Piercing the Corporate Veil
As a second issue, appellants complain that the District Court erroneously applied Louisiana law pertaining to piercing the corporate veil instead of that of Mississippi's. Appellant's brief suggests that Mississippi Courts are more reluctant to pierce the corporate veil, see, e. g., Highway Development Co., Inc. v. Mississippi State Highway Commission, 343 So.2d 477, 480 (Miss.1977), than Louisiana Courts and would not have done so in this case. Although Mississippi Courts may be more cautious in their finding of piercing the corporate veil, we believe that the District Judge recognized and correctly addressed this contention in the present case when he stated that:
(a)lthough there is a dearth of jurisprudence in reported Mississippi opinions, as to when it is appropriate to pierce the corporate veil and/or ignore the separate identity of the corporation, Mississippi recognizes the principle that its courts will ignore separate corporate entities in order to defeat a fraud, wrong or injustice, at least where as here, the rights of third persons are concerned.

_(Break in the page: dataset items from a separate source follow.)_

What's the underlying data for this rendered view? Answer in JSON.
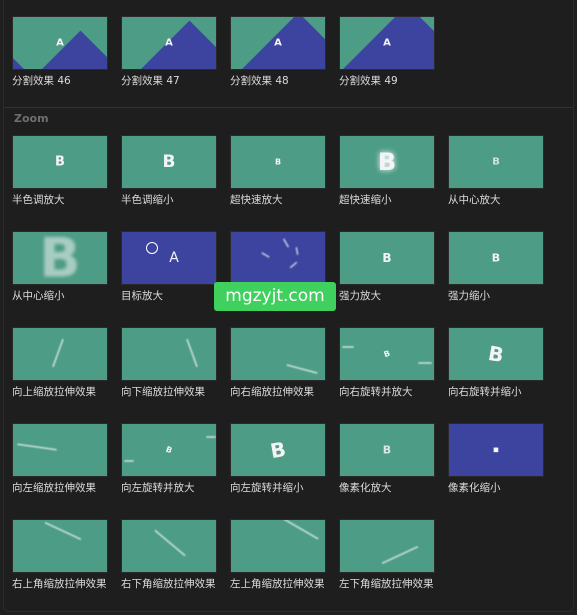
{
  "top_row": [
    {
      "label": "分割效果 46",
      "glyph": "A"
    },
    {
      "label": "分割效果 47",
      "glyph": "A"
    },
    {
      "label": "分割效果 48",
      "glyph": "A"
    },
    {
      "label": "分割效果 49",
      "glyph": "A"
    }
  ],
  "section_title": "Zoom",
  "zoom_items": [
    {
      "label": "半色调放大",
      "glyph": "B"
    },
    {
      "label": "半色调缩小",
      "glyph": "B"
    },
    {
      "label": "超快速放大",
      "glyph": "B"
    },
    {
      "label": "超快速缩小",
      "glyph": "B"
    },
    {
      "label": "从中心放大",
      "glyph": "B"
    },
    {
      "label": "从中心缩小",
      "glyph": "B"
    },
    {
      "label": "目标放大",
      "glyph": "A"
    },
    {
      "label": "",
      "glyph": ""
    },
    {
      "label": "强力放大",
      "glyph": "B"
    },
    {
      "label": "强力缩小",
      "glyph": "B"
    },
    {
      "label": "向上缩放拉伸效果",
      "glyph": ""
    },
    {
      "label": "向下缩放拉伸效果",
      "glyph": ""
    },
    {
      "label": "向右缩放拉伸效果",
      "glyph": ""
    },
    {
      "label": "向右旋转并放大",
      "glyph": "B"
    },
    {
      "label": "向右旋转并缩小",
      "glyph": "B"
    },
    {
      "label": "向左缩放拉伸效果",
      "glyph": ""
    },
    {
      "label": "向左旋转并放大",
      "glyph": "B"
    },
    {
      "label": "向左旋转并缩小",
      "glyph": "B"
    },
    {
      "label": "像素化放大",
      "glyph": "B"
    },
    {
      "label": "像素化缩小",
      "glyph": "■"
    },
    {
      "label": "右上角缩放拉伸效果",
      "glyph": ""
    },
    {
      "label": "右下角缩放拉伸效果",
      "glyph": ""
    },
    {
      "label": "左上角缩放拉伸效果",
      "glyph": ""
    },
    {
      "label": "左下角缩放拉伸效果",
      "glyph": ""
    }
  ],
  "watermark": "mgzyjt.com",
  "colors": {
    "teal": "#4d9c86",
    "blue": "#3d44a0",
    "background": "#1e1e1e"
  }
}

Thus if the Court would permit defendant Ralph Walker to hold out the corporation as a distinct entity from his individual entity, it would result in limiting plaintiff's recovery for the damages reward herein to $100,000. This would defeat the ends of justice as to innocent third parties.3
Vol. II at 420-21.
The District Court's finding on piercing the corporate veil is not clearly erroneous and is supported by the record.4 To find otherwise would represent a manifest injustice to a third party Mrs. Kramer because her recovery as the Court recognized would be wholly limited to the amount of Ralph Walker, Inc.'s policy. Therefore, the District Court properly considered and applied Mississippi law.
On cross-appeal Mrs. Kramer contends that the jury award was so inadequate as to justify a new trial on the issue of damages. Our function as a reviewing court with respect to damage awards in the Federal System is limited to resolving the question of whether the trier of fact abused its discretion. Hawkes v. Ayers, 537 F.2d 836 (5th Cir. 1976); see e. g., Ward v. Buehler, 472 F.2d 1170 (5th Cir. 1973); Young v. Hearin Tank Lines, Inc., 176 So.2d 790, 795-96 (La.App.1965).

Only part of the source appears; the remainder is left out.